Different PIs can have different lab styles. I was fortunate to find an advisor that works in a way I really like - he keeps a small lab, lets his students be independent and creative, provides help only when asked, and focuses on the research rather than pushing out papers. He doesn't care when I work or when I take vacation, and focuses on long-term deadlines and progress. On the downside, I don't get much feedback on my work this way. He doesn't correct me unless I really screwed something up, and I don't get praise unless I've been exceptional. But I'm okay with that.
I have officemates who work for another professor who is completely different - their professor has twice as many students, likes to be involved with all the details of the research, regularly asks for things to be done ASAP, and doesn't hesitate to ask students to come in on weekends or stay into the night to finish last-minute projects. This professor does really cool stuff, so his students don't mind the extra pressure to turn out hot science.
This other professor recently sent out an email to his students (my officemates) which is now infamous in the office.
The email requests all students to prepare three papers to publish. By the end of the summer.
The rationale provided was that the lab has not been publishing papers over the last year. By focusing on only the research, says the professor, no papers were getting written. But by pushing the papers, the professor thinks, it sort of automatically pushes the research as well, because you need research to have results with which to write a paper.
Oh, yeah this is not going to work out well.
The professor seems to have forgotten the L-O-N-G time lag that goes between doing hot science and publishing the paper. Without experiments in the pipeline, what does he expect the three papers (EACH student, mind you) to be about?

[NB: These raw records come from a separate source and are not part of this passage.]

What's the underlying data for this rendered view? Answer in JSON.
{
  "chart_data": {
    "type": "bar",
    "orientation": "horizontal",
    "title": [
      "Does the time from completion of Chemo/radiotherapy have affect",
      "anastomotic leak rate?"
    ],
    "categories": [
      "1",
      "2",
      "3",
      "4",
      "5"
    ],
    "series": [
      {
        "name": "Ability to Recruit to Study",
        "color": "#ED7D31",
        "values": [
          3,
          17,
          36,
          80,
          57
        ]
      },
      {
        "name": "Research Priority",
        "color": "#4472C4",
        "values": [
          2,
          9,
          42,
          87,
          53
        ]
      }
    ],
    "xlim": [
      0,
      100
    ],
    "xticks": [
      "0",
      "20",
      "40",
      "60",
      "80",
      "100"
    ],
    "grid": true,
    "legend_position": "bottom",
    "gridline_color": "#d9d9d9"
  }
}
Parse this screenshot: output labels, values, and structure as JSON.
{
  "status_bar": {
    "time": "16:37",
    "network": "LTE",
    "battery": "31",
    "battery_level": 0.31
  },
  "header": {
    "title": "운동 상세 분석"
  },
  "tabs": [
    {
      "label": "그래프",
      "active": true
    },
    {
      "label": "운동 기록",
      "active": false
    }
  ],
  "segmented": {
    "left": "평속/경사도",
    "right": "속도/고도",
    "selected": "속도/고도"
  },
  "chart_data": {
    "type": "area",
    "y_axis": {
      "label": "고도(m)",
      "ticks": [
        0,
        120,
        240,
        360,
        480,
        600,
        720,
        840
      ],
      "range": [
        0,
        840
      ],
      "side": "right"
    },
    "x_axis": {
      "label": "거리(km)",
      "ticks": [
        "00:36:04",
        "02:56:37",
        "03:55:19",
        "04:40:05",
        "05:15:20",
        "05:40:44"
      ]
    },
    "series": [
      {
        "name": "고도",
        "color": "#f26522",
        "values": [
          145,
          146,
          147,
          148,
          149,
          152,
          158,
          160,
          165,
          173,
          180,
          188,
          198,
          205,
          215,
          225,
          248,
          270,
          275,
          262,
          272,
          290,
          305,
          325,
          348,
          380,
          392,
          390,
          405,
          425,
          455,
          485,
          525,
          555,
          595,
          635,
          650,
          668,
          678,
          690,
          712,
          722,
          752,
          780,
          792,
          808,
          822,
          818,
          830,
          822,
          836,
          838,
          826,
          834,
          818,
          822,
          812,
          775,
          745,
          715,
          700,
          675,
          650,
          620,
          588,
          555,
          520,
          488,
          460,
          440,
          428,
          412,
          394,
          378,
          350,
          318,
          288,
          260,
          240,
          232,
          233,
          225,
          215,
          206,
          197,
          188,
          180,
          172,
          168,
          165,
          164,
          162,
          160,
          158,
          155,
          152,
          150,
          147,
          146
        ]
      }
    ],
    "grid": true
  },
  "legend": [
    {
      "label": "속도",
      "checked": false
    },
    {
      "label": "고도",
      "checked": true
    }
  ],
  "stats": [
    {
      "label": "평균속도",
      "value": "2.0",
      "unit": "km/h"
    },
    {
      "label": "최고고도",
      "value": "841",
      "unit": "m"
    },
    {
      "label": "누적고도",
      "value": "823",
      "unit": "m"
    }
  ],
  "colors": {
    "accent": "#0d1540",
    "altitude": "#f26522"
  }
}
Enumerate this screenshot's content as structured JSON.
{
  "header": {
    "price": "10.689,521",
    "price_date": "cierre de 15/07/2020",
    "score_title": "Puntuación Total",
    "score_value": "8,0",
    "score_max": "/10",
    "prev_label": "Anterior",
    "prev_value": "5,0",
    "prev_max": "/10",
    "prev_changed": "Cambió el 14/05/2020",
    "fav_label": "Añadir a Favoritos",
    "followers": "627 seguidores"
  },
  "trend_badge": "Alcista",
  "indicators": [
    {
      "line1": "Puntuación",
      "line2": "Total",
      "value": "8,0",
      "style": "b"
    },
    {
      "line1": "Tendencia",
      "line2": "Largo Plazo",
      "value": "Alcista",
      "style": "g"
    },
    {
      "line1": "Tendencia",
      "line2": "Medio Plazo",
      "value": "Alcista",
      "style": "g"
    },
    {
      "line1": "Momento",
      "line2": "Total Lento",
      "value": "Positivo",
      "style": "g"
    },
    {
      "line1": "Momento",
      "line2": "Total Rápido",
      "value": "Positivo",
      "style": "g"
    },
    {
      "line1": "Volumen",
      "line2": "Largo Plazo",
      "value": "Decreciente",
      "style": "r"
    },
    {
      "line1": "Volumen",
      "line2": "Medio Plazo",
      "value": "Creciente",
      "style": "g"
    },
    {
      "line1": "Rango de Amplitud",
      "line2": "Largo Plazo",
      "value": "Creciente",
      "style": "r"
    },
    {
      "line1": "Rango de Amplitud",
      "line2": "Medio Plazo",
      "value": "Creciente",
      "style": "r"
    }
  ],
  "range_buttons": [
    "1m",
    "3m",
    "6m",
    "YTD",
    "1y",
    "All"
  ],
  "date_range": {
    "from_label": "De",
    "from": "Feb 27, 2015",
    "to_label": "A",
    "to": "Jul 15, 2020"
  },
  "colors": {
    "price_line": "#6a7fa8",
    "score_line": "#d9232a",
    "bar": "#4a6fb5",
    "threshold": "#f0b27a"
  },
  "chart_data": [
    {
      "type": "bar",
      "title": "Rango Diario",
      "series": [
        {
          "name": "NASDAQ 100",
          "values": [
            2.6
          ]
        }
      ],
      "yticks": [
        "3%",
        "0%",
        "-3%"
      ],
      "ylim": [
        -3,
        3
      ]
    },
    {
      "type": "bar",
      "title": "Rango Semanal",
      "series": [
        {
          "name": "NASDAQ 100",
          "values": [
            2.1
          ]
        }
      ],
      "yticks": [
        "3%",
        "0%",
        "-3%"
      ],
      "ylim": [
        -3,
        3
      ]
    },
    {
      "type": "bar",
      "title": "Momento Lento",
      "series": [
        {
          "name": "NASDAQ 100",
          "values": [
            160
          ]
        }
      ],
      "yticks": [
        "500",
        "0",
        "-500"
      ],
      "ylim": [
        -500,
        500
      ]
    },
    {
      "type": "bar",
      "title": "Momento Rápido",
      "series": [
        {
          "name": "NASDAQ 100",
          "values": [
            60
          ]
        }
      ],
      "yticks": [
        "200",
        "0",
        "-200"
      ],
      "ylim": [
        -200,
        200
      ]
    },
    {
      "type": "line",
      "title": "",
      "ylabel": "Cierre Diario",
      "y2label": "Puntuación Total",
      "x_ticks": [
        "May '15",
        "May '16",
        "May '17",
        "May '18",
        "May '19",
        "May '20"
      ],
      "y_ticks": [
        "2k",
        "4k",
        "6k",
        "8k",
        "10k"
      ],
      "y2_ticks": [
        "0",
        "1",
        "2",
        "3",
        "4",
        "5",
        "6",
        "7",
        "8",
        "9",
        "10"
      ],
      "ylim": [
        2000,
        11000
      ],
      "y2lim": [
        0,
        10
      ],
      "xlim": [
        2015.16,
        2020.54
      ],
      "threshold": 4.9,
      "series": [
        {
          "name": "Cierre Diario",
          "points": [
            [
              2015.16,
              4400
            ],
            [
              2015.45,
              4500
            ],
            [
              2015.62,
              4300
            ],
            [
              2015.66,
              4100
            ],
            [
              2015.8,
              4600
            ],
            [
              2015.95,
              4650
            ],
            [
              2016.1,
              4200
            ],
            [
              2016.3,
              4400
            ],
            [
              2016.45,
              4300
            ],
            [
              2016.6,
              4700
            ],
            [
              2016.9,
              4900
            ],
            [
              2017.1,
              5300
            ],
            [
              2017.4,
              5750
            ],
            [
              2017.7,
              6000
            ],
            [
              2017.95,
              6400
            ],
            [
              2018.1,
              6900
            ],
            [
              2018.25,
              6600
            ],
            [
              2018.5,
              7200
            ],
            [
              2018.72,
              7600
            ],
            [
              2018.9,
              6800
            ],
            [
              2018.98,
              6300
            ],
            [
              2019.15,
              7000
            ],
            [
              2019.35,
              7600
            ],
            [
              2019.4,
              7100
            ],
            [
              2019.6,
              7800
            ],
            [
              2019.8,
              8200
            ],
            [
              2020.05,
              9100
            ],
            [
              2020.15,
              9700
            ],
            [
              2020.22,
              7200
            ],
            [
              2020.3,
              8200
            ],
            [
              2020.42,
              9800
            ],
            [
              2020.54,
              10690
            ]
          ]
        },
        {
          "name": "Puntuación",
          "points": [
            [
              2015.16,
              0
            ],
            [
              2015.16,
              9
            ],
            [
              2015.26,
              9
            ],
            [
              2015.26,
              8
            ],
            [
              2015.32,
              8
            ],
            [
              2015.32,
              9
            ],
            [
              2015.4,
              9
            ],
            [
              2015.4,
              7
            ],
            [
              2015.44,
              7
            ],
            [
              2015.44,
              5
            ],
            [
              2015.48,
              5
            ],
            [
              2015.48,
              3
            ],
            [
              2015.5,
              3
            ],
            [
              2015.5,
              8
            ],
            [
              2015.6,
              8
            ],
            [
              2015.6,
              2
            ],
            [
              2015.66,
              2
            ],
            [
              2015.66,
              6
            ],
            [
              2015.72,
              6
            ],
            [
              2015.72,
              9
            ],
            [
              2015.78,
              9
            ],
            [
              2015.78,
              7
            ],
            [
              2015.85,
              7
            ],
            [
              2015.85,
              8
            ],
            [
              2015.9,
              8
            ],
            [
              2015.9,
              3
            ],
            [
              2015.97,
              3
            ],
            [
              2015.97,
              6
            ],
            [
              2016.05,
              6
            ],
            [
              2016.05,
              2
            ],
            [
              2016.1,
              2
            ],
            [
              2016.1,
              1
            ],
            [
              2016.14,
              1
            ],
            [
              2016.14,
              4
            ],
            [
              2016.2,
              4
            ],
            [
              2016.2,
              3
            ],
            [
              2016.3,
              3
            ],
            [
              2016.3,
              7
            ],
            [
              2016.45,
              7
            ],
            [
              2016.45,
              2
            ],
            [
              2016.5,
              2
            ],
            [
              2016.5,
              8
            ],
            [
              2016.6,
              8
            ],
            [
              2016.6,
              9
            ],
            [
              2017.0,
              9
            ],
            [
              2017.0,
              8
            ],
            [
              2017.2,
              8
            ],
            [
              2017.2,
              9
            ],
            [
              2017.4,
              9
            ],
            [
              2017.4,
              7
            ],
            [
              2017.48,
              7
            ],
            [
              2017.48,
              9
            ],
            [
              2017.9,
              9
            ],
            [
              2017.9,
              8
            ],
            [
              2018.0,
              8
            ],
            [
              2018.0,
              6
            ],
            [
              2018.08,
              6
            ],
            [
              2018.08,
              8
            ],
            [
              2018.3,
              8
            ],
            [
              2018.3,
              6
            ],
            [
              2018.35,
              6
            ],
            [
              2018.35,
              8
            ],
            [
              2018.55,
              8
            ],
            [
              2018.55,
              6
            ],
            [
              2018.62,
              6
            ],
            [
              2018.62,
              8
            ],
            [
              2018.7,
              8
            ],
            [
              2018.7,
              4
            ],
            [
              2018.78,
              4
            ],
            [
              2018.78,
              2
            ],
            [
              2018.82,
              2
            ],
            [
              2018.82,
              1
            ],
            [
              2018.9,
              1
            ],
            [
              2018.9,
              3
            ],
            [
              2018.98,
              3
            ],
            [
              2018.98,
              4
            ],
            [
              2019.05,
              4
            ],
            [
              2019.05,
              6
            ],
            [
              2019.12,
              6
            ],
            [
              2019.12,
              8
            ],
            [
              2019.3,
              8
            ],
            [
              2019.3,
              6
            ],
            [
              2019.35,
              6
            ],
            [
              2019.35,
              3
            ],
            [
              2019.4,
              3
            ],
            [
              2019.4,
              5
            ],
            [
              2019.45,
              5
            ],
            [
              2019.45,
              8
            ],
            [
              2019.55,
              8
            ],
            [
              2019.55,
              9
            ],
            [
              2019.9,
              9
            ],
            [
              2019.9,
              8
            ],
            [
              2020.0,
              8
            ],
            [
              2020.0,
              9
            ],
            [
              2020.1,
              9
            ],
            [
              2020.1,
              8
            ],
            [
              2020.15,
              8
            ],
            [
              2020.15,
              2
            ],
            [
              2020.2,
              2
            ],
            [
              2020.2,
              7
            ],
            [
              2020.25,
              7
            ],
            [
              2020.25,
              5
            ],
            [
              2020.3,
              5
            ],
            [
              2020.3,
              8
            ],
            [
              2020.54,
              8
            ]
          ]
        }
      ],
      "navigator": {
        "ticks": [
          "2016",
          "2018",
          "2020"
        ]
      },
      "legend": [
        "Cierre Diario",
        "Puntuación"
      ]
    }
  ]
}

But I think actually this is standard practice for most of the labs I know. It's quite common for the PI to require or expect a certain number of papers per year from his students, and then the students design experiements and structure their efforts to work towards that. If the students know about this structure up front, it can be very effective. It's a little tough to spring all of a sudden, as my officemates are discovering. :)
Any thoughts from the blogosphere on whether PIs should push for papers, or stress the research directly and let the papers fall out naturally? Perhaps it depends on the tenure status of the PI?